The bank, part of the wider Federal Reserve system, defines Gen Zers as people born between 1995 and 2011.
In its Quarterly Report on Household Debt and Credit for the first quarter of 2024 released Tuesday, the New York Fed found that Gen Zers had a median balance of $760, a median credit limit of $4,500, and that 15.3% of Zoomer consumers had maxed out their cards, defined as using 90% or more of their available credit.

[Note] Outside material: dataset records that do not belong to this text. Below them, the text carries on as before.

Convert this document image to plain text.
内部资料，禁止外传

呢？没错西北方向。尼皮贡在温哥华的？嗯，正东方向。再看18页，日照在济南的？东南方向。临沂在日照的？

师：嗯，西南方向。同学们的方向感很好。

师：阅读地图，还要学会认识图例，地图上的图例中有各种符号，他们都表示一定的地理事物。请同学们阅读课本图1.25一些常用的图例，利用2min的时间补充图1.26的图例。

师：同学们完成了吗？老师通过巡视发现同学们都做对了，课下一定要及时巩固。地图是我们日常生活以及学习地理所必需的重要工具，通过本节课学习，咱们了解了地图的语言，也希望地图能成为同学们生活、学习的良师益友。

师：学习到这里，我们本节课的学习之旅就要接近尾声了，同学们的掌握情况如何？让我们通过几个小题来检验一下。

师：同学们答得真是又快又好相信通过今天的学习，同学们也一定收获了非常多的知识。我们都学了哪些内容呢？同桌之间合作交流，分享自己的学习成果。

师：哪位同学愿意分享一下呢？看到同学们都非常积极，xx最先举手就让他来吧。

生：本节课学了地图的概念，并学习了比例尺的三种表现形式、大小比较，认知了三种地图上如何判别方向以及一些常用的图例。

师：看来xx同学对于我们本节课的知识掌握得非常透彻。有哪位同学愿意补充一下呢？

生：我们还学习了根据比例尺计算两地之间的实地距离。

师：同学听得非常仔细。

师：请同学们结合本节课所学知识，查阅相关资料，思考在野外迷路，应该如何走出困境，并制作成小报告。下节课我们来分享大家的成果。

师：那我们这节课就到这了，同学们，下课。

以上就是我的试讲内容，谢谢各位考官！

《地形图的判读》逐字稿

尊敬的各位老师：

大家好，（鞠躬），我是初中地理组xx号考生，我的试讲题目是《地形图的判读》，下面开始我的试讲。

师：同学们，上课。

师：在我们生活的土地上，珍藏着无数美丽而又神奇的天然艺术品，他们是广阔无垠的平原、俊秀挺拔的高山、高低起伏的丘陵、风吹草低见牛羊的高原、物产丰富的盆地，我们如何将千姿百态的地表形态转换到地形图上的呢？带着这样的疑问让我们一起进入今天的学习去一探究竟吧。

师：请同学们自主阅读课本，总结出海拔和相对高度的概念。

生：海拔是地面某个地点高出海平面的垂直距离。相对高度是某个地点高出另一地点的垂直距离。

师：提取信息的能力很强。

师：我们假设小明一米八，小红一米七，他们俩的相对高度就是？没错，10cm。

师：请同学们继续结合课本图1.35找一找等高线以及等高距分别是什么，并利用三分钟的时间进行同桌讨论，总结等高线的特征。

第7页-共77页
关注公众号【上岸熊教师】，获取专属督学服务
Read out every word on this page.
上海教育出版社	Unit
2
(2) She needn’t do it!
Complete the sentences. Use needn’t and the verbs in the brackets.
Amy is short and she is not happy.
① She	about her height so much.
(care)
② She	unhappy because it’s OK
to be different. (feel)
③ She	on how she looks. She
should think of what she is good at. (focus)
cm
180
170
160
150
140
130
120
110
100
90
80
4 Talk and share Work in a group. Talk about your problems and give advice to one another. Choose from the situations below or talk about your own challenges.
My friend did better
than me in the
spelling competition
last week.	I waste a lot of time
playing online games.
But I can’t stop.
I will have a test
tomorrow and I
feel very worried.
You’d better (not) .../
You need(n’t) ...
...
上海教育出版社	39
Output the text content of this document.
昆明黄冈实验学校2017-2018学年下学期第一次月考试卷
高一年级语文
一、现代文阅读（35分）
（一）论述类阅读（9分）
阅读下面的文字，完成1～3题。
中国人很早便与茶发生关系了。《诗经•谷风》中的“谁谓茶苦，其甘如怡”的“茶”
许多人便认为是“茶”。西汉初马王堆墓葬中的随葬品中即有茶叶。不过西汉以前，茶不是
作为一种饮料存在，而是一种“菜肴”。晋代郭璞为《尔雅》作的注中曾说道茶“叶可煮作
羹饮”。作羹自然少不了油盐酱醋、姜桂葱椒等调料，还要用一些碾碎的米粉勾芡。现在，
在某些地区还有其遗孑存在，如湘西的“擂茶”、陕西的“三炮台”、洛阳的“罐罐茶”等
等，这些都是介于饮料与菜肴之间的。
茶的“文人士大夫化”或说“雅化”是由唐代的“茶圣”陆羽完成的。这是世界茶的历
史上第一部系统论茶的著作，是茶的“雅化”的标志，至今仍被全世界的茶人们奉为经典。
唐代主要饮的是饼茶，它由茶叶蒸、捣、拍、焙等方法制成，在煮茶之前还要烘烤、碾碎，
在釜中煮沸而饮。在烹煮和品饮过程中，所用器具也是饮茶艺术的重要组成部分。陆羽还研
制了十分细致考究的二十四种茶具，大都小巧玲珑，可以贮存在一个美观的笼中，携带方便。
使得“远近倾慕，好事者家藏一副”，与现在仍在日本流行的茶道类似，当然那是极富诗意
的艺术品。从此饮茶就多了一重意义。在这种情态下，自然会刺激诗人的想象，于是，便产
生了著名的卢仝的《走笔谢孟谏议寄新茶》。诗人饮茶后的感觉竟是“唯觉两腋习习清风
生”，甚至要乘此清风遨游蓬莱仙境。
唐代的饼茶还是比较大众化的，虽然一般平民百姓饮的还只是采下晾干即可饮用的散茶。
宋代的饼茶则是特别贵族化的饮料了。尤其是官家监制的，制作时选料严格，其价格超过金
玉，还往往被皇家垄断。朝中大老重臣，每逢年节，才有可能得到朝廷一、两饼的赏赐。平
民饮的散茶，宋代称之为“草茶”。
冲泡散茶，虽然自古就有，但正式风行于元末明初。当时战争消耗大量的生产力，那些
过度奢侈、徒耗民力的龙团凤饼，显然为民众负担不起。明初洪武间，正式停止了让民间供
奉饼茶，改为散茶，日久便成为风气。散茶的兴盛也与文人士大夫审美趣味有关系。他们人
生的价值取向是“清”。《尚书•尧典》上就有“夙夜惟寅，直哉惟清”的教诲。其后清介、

Overall, 23% of the nation’s available aggregate credit was being used, with usage rates varying. For example, while 52% of all borrowers used less than a fifth of their available credit in the first quarter of 2024, 18% of all borrowers had maxed out their cards.
Compared with Gen Zers, millennials had a 12.1% maxed-out rate, while Gen X was at 9.6% and boomers at 4.8%.
The report also found that poorer people are likelier to max out their credit cards, with 12.3% of those in the lowest quartile of income having done so in the first quarter of 2024 compared with 10.2% in the second quartile of income.
The New York Fed highlights the maxed-out category because people in it are likelier to become delinquent on their credit card payments.
Borrowers just becoming delinquent had a median credit use rate in the previous quarter of 90%. Delinquency has also jumped since the pandemic, with a third of balances linked to maxed-out users missing payments compared with less than a quarter of maxed-out balances doing so before the pandemic, the New York Fed said.
Over the past year, 8.9% of credit card balances nationwide lapsed into delinquency, New York Fed researchers said, according to CNBC. In total, Americans owe $1.12 trillion.